Paris Peace Accords 23 Oct. 1991

Friday, February 14, 2014

Time-out a short one

Image: Internet

Time-out a short one

Nearly four months after a subsidiary of tycoon Kith Meng’s Royal Group had its contract to log at the Lower Sesan II dam site suspended over allegations of illegal logging, an agreement to restart operations – made without the consent of affected communities – is close to being finalised.

Forest Administration officials said yesterday that since the ban on logging was imposed, Ministry of Agriculture officials had met “several” times with representatives of Royal Group subsidiary Ang & Associates Ltd, which has a joint contract to log in the dam site.

On October 16, the government ordered the contract suspended until the area could be demarcated, and it called on the Ministry of Agriculture to establish a commission of inquiry into the allegations. Four months later, no investigation has taken place.

“The demarcation is finished. A committee is checking all the points in the field, according to the map provided by the Ministry of Industry. The field team has not reported back yet,” Chheng Kimsun, country director of the Forestry Administration, said.

“If everything is a go, we can continue the forestry with the new demarcation,” he said, adding that he was not aware that any inquiry into the allegations had ever existed.

The probable renewal of the logging contract, which locals remain firmly opposed to, comes a day after the Post reported that construction at the controversial dam site had already started.

Ang & Associates reportedly signed a joint contract last year with local businessman Sok Vanna, the brother of Sokimex founder Sok Kong, to clear the 36,000-hectare site in preparation for the construction.

By November 13, the ministry had still not responded to the Council of Ministers’ request for in inquiry, according to a letter obtained by the Post in November.

Phay Siphan, spokesman for the Council of Ministers, said yesterday that he had not received an official response from the ministry to this day regarding the inquiry it was ordered to launch.

“At that time, a number of adjacent areas [to the concession] have been abused by people cutting logs and bringing them to the concession area [illegally]. Since then, I have no idea. The request by Council of Ministers was for the Agriculture Ministry to carry out the inquiry,” he said.

The Forestry Administration’s announcement comes amid reports that logging in community forests near the dam concession has been ongoing since December, despite the moratorium.

Meach Mean, coordinator of the 3S Rivers Protection Network, said that numerous credible reports had emerged from the area detailing the movement of trucks illegally transporting timber from community forests into the concession.

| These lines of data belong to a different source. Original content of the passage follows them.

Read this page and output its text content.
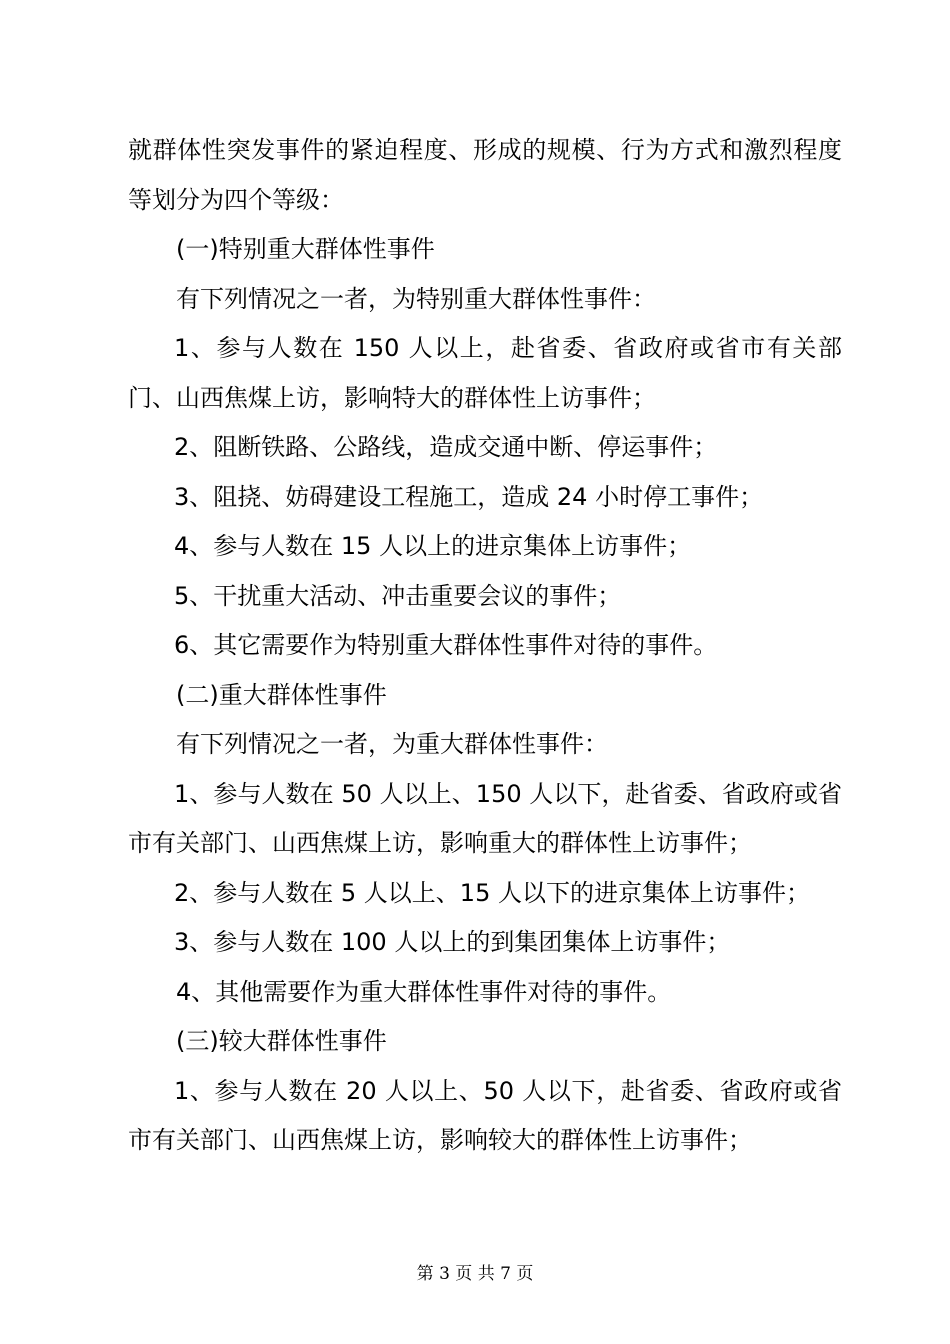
就群体性突发事件的紧迫程度、形成的规模、行为方式和激烈程度等划分为四个等级：

(一)特别重大群体性事件

有下列情况之一者，为特别重大群体性事件：

1、参与人数在 150 人以上，赴省委、省政府或省市有关部门、山西焦煤上访，影响特大的群体性上访事件；

2、阻断铁路、公路线，造成交通中断、停运事件；

3、阻挠、妨碍建设工程施工，造成 24 小时停工事件；

4、参与人数在 15 人以上的进京集体上访事件；

5、干扰重大活动、冲击重要会议的事件；

6、其它需要作为特别重大群体性事件对待的事件。

(二)重大群体性事件

有下列情况之一者，为重大群体性事件：

1、参与人数在 50 人以上、150 人以下，赴省委、省政府或省市有关部门、山西焦煤上访，影响重大的群体性上访事件；

2、参与人数在 5 人以上、15 人以下的进京集体上访事件；

3、参与人数在 100 人以上的到集团集体上访事件；

4、其他需要作为重大群体性事件对待的事件。

(三)较大群体性事件

1、参与人数在 20 人以上、50 人以下，赴省委、省政府或省市有关部门、山西焦煤上访，影响较大的群体性上访事件；

第 3 页 共 7 页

“Many trucks have been exporting timber from the area. Illegal logging is still going on over the last few months since the government released the letter about the logging,” he said. “During November, the logging restarted. In December, up to now, the trucks still export wood from that area. Illegal logging is still going on and the logs are being brought into the concession area.”

Representatives of the Royal Group and Ang & Associates yesterday declined to comment, saying the employees in charge of the logging contract were unavailable.

Community representatives yesterday delivered a petition to three government ministries, the Chinese embassy, the Royal Group offices and the National Assembly, calling for talks to open with the companies building the dam – the Royal Group and Chinese firm Hydrolancang International Energy.

Fut Khoeurn, 35, a representative of communities affected by the dam’s construction, said yesterday that he wanted “the company and the government to meet with the people face-to-face at the site to see the real situation”.

Despite the petitioning by the group of community representatives, which represents more than 10,000 people who will be directly affected by the dam’s construction, the Forestry Administration’s Kimsun said yesterday that all sides had agreed to accept the compensation offered by the authorities.

“The government has certified that they have provided acceptable compensation and everyone has accepted it. So I do not know about these people and where they come from,” he said, adding that he had “not yet gone to the field”.

“They ordered very clearly that relocation and compensation is acceptable for all parties.”

Mean, however, disagreed. “He’s a little bit confused. The 12 communities around the dam site, they have already accepted, but more than 5,000 families in the reservoir zone have rejected the offer.”

Seak Mekong, Sesan district’s Srekor commune chief, said: “I think it is unacceptable. The company and the government have seriously violated the rights of the ethnic people.”